Maribel was stunned. Her first comment was, “This goes back to Guam, doesn’t it?” She’d known! And her first thought as a fallen-away Catholic was, “Why would I want to return to the Catholic Church? I learned nothing there.” She’d been born into a culturally Catholic Filipino family where Mass was attended, but the life of Christ wasn’t visibly lived out at home. Her first real encounters with the Bible and Christians living a committed life of faith had come through Protestants. But Maribel didn’t reject my invitation. Instead she took it to prayer, and to her surprise she felt a clear call to join me. We went to our first Mass the next weekend.
The Mass was vaguely familiar to me. My distant Lutheran upbringing was liturgical, so I knew the basic rubrics. I don’t know that I got much out of that first Mass, but for me that was irrelevant. I knew I was being obedient, and I was committed to faithfully following God’s call.
For the next four months, God gifted me with an amazing spiritual high. The Scriptures came alive again and I read through the Bible anew with an additional seven books to celebrate. My prayer life was suddenly dynamic, as I discovered and embraced the ancient Catholic practice of Lectio Divina. I read through the entire Catechism of the Catholic Church again. I read the Apostolic Fathers and many of the early Church Fathers. I embraced the disciplines of fasting and tithing, and so much more. It seemed to me that God, in his love and mercy, caught me up in four months on all that I’d missed out on in the past twenty years.

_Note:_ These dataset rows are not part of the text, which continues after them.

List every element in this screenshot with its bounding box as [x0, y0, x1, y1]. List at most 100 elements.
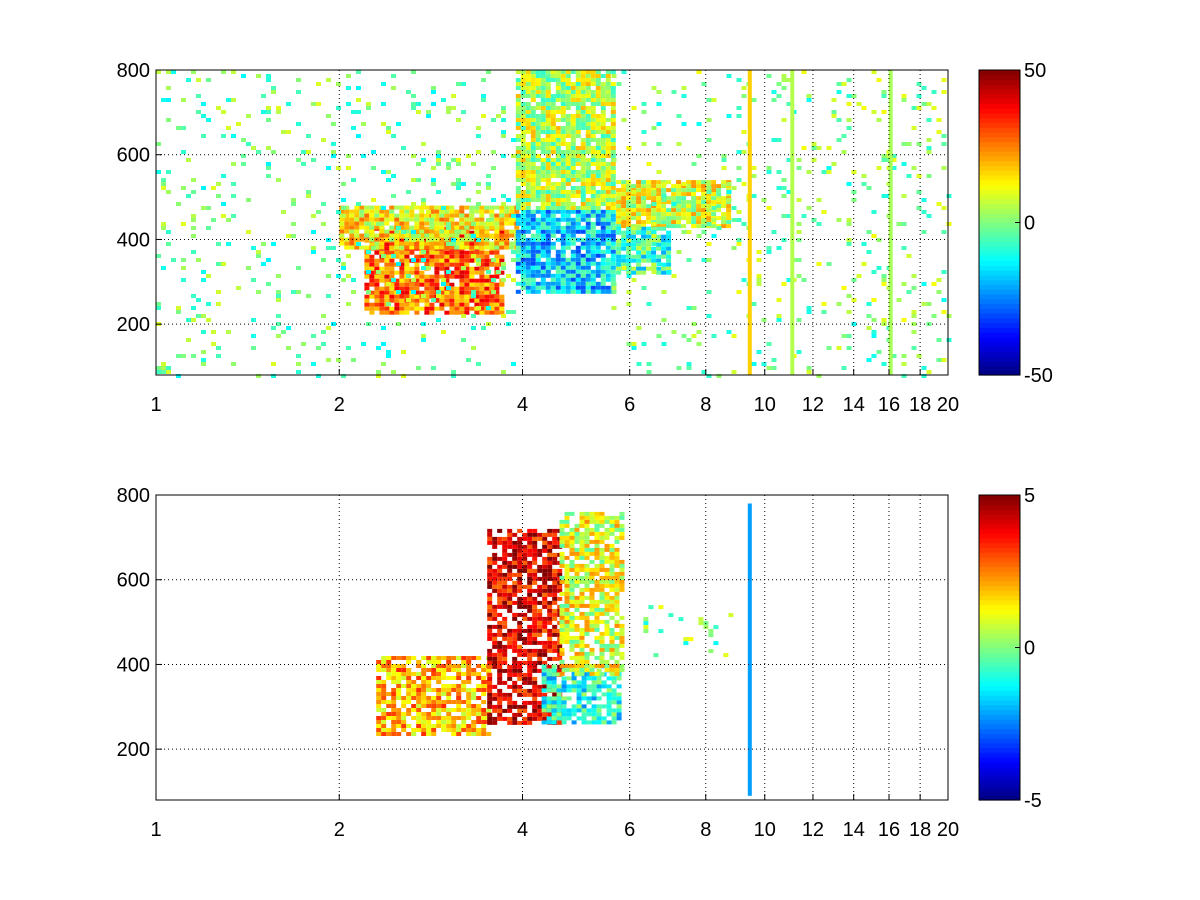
heatmap-cell [550, 122, 556, 126]
heatmap-cell [611, 708, 617, 713]
heatmap-cell [525, 198, 531, 202]
heatmap-cell [487, 556, 493, 561]
heatmap-cell [409, 209, 415, 214]
heatmap-cell [409, 250, 415, 255]
heatmap-cell [542, 596, 548, 601]
heatmap-cell [364, 274, 370, 279]
heatmap-cell [535, 245, 541, 250]
heatmap-cell [595, 86, 601, 90]
heatmap-cell [686, 180, 692, 185]
heatmap-cell [391, 708, 397, 712]
heatmap-cell [446, 286, 451, 290]
heatmap-cell [376, 716, 382, 720]
heatmap-cell [616, 180, 622, 185]
heatmap-cell [636, 254, 642, 259]
heatmap-cell [560, 158, 566, 162]
heatmap-cell [376, 700, 382, 704]
heatmap-cell [540, 237, 546, 242]
heatmap-cell [386, 668, 392, 672]
heatmap-cell [384, 250, 390, 255]
heatmap-cell [585, 257, 591, 262]
heatmap-cell [431, 166, 436, 170]
heatmap-cell [594, 639, 600, 644]
heatmap-cell [411, 732, 417, 736]
heatmap-cell [479, 209, 485, 214]
heatmap-cell [605, 206, 611, 210]
heatmap-cell [487, 672, 493, 677]
heatmap-cell [656, 122, 662, 126]
heatmap-band [790, 70, 795, 375]
heatmap-cell [441, 720, 447, 724]
heatmap-cell [396, 708, 402, 712]
heatmap-cell [429, 262, 435, 267]
heatmap-cell [596, 720, 602, 725]
heatmap-cell [416, 366, 421, 370]
heatmap-cell [236, 286, 241, 290]
heatmap-cell [711, 196, 717, 201]
heatmap-cell [522, 640, 528, 645]
heatmap-cell [474, 266, 480, 271]
heatmap-cell [535, 285, 541, 290]
heatmap-cell [626, 262, 632, 267]
heatmap-cell [459, 209, 465, 214]
heatmap-cell [507, 692, 513, 697]
heatmap-cell [489, 306, 495, 311]
heatmap-cell [421, 338, 426, 342]
heatmap-cell [497, 696, 503, 701]
heatmap-cell [651, 196, 657, 201]
heatmap-cell [474, 233, 480, 238]
heatmap-cell [481, 732, 487, 736]
heatmap-cell [515, 98, 521, 102]
heatmap-cell [611, 680, 617, 685]
heatmap-cell [522, 716, 528, 721]
heatmap-cell [396, 262, 401, 266]
heatmap-cell [596, 668, 602, 673]
heatmap-cell [547, 648, 553, 653]
heatmap-cell [226, 98, 231, 102]
heatmap-cell [396, 720, 402, 724]
colorbar-segment [979, 284, 1020, 290]
heatmap-cell [595, 82, 601, 86]
heatmap-cell [339, 241, 345, 246]
heatmap-cell [376, 346, 381, 350]
heatmap-cell [502, 624, 508, 629]
heatmap-cell [751, 98, 757, 102]
heatmap-cell [191, 318, 196, 322]
heatmap-cell [559, 631, 565, 636]
heatmap-cell [866, 250, 872, 254]
heatmap-cell [527, 652, 533, 657]
heatmap-cell [579, 591, 585, 596]
heatmap-cell [356, 98, 361, 102]
heatmap-cell [376, 720, 382, 724]
heatmap-cell [484, 310, 490, 315]
heatmap-cell [306, 294, 311, 298]
heatmap-cell [585, 229, 591, 234]
heatmap-cell [626, 302, 632, 306]
heatmap-cell [386, 704, 392, 708]
heatmap-cell [537, 624, 543, 629]
heatmap-cell [525, 74, 531, 78]
heatmap-cell [605, 70, 611, 74]
heatmap-cell [594, 547, 600, 552]
heatmap-cell [926, 118, 932, 122]
heatmap-cell [434, 230, 440, 235]
heatmap-cell [796, 158, 802, 162]
heatmap-cell [560, 126, 566, 130]
heatmap-cell [491, 118, 496, 122]
heatmap-cell [301, 162, 306, 166]
heatmap-cell [621, 220, 627, 225]
x-tick-label: 1 [150, 394, 161, 416]
heatmap-cell [560, 82, 566, 86]
heatmap-cell [369, 225, 375, 230]
heatmap-cell [535, 225, 541, 230]
heatmap-cell [492, 604, 498, 609]
heatmap-cell [545, 281, 551, 286]
heatmap-cell [570, 257, 576, 262]
heatmap-cell [439, 241, 445, 246]
heatmap-cell [646, 220, 652, 225]
heatmap-cell [856, 274, 862, 278]
heatmap-cell [631, 242, 637, 247]
heatmap-cell [713, 641, 719, 646]
heatmap-cell [570, 221, 576, 226]
heatmap-cell [436, 724, 442, 728]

Eventually, I had to come down from the mountaintop, and a month later, RCIA (Rite of Christian Initiation of Adults) started. Intellectually, I probably didn’t need to attend the program, but it served an important purpose. I was blessed to patiently and humbly walk the journey with others. Maribel discovered that she’d never been confirmed, so she attended alongside me. Her faith was profoundly renewed. My mom, a Lutheran, and my stepfa- ther, a baptized non-practicing Catholic who’d never been confirmed, also came to RCIA. It was a joyful journey that culminated in a 2016 Easter Vigil Mass that was for us a truly family event.
The Journey Continues
Entering the Church Jesus founded and surveying its endless mystery, from sacrament and saints to suffering and scandal, is at times almost overwhelming. For me, living as a Catholic is a glorious challenge, a continuing revelation, and a life of Spirit-filled joy for which I’m forever grateful. Recalling that St. John of the Cross was an important guide for me along my journey to the Catholic Church, I live today within the richness of the Carmelite contemplative tradition, a tradition that points me along the way of humility and love, virtues of which I’m ever in more need. My prayer today remains that of my youth: “I want to go deeper, Lord.” And every day, the Lord continues to answer: “I want you to go deeper too. Right this way.”